14th November 1997 at 00:00
Dundee is anticipating Edinburgh's moves on the extended nursery day by piloting similar plans in three of the city's nurseries.

An integrated education and childcare service at Kirkton and Foggyley nurseries is set to be approved on Monday. The third nursery has yet to be decided. They will be free from 8.15am-5.15pm, for families in need but for others at a charge if places are available. Senior nursery nurses will provide "stimulating child care" outwith normal nursery hours.

A report by Anne Wilson, Dundee's director of education, says growing numbers of lone parents on low incomes are prevented from taking jobs or training because they cannot get access to child care. The extension of the nursery service would help promote Dundee as a "child-friendly city".

The report warns that council nurseries will lose income to private and voluntary groups if changes are not made.

The extended service, which will be piloted at a cost of Pounds 3,100 from January to March next year, will focus on "children in need" : those with special needs, in "difficult or needy" circumstances, whose first language is not English, or whose entry to primary 1 has been deferred on educational grounds.

Parents of other four-year-olds will pay Pounds 10 a week for the additional hours in the morning and Pounds 15 for a late afternoon place. Parents not "in need" who want to turn a part-time place into a full-time one will be charged Pounds 29 a week, which will also be payable by those who live outside Dundee. Private nursery charges in the city range from Pounds 46 to Pounds 53 per week for a full-day place.

Mrs Wilson's report makes clear that children in need will have priority for places but adds that income from parents "has the potential to offset costs and means full council funding could be targeted at providing no-cost services for those children with the greatest need".

The council has decided not to introduce a sliding scale of charges because it could prove difficult to administer but pledges to review the position at the end of the pilot to ensure families do not fall into a poverty trap.

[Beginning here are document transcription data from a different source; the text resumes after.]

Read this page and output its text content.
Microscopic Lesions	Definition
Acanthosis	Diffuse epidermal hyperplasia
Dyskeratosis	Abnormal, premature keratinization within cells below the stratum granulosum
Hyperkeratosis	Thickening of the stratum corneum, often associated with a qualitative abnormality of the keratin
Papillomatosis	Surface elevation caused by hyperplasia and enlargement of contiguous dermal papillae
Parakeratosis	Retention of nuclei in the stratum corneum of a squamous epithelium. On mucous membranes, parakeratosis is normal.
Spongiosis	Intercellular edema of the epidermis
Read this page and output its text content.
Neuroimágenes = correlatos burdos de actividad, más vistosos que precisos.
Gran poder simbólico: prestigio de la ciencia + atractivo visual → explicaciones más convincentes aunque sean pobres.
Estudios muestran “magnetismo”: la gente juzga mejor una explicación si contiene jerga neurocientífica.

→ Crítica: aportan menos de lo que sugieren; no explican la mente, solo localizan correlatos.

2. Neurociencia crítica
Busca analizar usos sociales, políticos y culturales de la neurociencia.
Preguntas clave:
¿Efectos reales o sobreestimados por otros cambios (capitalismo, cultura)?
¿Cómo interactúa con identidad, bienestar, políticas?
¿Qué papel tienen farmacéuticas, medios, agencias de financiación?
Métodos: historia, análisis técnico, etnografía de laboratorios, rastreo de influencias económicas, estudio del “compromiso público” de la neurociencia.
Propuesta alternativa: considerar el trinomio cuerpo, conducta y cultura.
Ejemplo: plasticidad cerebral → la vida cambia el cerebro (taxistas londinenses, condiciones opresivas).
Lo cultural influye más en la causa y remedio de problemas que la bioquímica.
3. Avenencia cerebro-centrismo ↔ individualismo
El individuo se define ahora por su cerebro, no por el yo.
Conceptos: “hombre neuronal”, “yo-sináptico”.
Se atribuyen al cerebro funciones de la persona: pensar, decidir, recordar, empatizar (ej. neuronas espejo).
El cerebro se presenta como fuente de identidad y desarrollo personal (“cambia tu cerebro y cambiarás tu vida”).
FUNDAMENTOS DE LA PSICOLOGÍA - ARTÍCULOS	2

The extended provision will concentrate on providing "a caring and cosy environment where breakfast or tea can be provided and children can relax in a comfortable and supportive environment". Nursery nurses and auxiliaries will operate a shift system.

Foggyley and Kirkton nurseries already have experience of serving both working and disadvantaged parents. The council aims to select the third nursery from a mixed or more affluent area.

"Investment in children" is long overdue, Christine Riach, Dundee's early years adviser, says. But she told last week's SINA conference: "If we are to protect and invest in children we need to bolster parents for whom there is currently very little support. Yet when things go wrong, it's the parents - usually followed by teachers - who find themselves in the dock."

Mrs Riach stressed the importance of avoiding "a stigmatised service with which parents are reluctant to get involved because it implies failure on their part". The council plans to produce parent education packages and encourage parents in an "advocacy role" on behalf of their children.

"It is better to build a child than repair an adult," Mrs Riach said.